Si sa che in un derby la vittoria dipende da tanti fattori, talvolta persino slegati dai valori tecnici in campo, e quindi non è mai facile o banale vincerne uno anche se, alla vigilia, si è super favoriti. Figuriamoci allora quest’Inter, che sicuramente arrivava alla stracittadina con la leggerezza positiva e la voglia di impressionare figlie del cambio in panchina, ma che resta una squadra incompleta (e, visto il 4-3-3 del Mancio, rischia di esserlo persino più del preventivato se il mister jesino vorrà confermare il modulo anche nelle prossime uscite). Tuttavia s’è usciti da San Siro con un punto e con un pareggio imposto e non subito, non certo un risultato pessimo. Certo, si poteva vincere, il Milan è oggettivamente poca cosa da un paio d’anni a questa parte, ma aver evitato la beffa è comunque un esito che non era affatto scontato alla vigilia.

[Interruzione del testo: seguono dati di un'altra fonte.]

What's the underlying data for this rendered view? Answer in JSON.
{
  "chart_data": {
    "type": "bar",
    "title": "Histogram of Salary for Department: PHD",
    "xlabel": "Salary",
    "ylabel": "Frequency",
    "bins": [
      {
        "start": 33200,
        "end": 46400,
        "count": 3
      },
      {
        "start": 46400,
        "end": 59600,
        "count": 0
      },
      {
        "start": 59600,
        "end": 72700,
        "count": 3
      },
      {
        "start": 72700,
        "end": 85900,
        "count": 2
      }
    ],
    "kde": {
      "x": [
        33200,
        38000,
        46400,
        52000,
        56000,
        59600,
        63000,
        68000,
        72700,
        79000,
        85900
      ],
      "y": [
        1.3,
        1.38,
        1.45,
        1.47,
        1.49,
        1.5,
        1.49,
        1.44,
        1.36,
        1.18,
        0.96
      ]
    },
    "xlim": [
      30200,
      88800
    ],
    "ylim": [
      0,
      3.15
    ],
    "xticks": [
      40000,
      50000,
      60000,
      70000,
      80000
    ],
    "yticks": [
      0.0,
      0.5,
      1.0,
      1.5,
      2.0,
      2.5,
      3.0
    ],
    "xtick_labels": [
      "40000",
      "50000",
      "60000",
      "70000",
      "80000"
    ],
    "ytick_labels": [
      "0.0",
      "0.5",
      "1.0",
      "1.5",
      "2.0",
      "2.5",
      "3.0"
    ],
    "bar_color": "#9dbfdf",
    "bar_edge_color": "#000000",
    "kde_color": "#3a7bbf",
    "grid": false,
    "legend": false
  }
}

In realtà, il dato più confortante che il derby lascia in eredità è la voglia assoluta e totale dei giocatori di dare tutto in campo, supportata anche da una condizione fisica che è apparsa accettabile prima del crollo verticale negli ultimi dieci minuti (a proposito: Mister, sostituzioni un po’ troppo tardive!). Ma è dall’atteggiamento mentale che bisogna ripartire, sapendo anche che la motivazione super di ieri arrivava anche dalla natura stessa del match, storicamente uno dei più sentiti in assoluto anche dai giocatori (e quindi entrare in campo con la “testa giusta” è quasi più semplice che non nelle partite “normali”).
Il gioco, dal canto suo, non può che migliorare e la mano di Mancini, comprensibilmente, ancora non si vede granché bene al netto del modulo; tuttavia, un barlume d’impianto di manovra s’è già visto in due o tre transizioni fatte durante il derby, così come s’è intuita una propensione (già arcinota, per carità) del Mancio al gioco di prima. Scelta interessante quella dell’ex leggenda doriana: pur con un organico così povero tecnicamente intende privilegiare la velocità di manovra piuttosto che la precisione nel fraseggio. Un’idea che può pagare in questa Serie A dai ritmi così compassati e stracolma di integralismi tattici, specialmente in fase difensiva. Mancini deve aver pensato che, non disponendo proprio di top player, la palla si perderà comunque anche tessendo una tela di passaggi fitti ma semplici e, dunque, tanto vale rischiare di buttarla via ma cercando una verticalità di gioco e il compagno che attacca lo spazio senza pallone (entrambe circostanze poco viste con Mazzarri, purtroppo). Anche perché se la giocata si rivela efficace poi l’occasione è presto materializzata e, soprattutto, non estemporanea, come talvolta sembrava negli ultimi mesi.
Ovviamente il nuovo/vecchio allenatore della Beneamata ha ancora bisogno di tempo per capire bene dove inserire ogni suo pezzo nel puzzle che sta componendo; bisogna infatti aspettare per sapere se Kovacic in fascia è stato un esperimento, un trucco o una seria dichiarazione d’intenti (sperando che non sia l’ultima…), se Medel verrà soppiantato da M’Vila o Kuzmanovic, uomini più propensi all’impostazione del cileno, dove giocherà effettivamente Hernanes, se Osvaldo sarà un vice Icardi, un vice Palacio o addirittura un titolare… Insomma, di incognite ce ne sono parecchie.
Quel che però scalda i cuori dopo un derby non certo esaltante ma, in qualche misura, confortante resta comunque la nuova scintilla negli occhi dei giocatori che, ed era evidente, adesso paiono sentirsi più liberi, meno costretti, più leggeri e tranquilli, affrancati dalle pastoie di un gioco che era molto meccanico e rigido, forse troppo per questo gruppo. Ah, la truppa è anche sembrata ben più determinata a vincere.
Questo, caro Mancio, è già un primo piccolo risultato (ma anche importante), nonché un’ottima base su cui ricominciare a lavorare.
Risvegliarsi per crederci, crederci per vincere.
Come un novello Pappalardo, allora, diccelo Roberto: ricominciamo.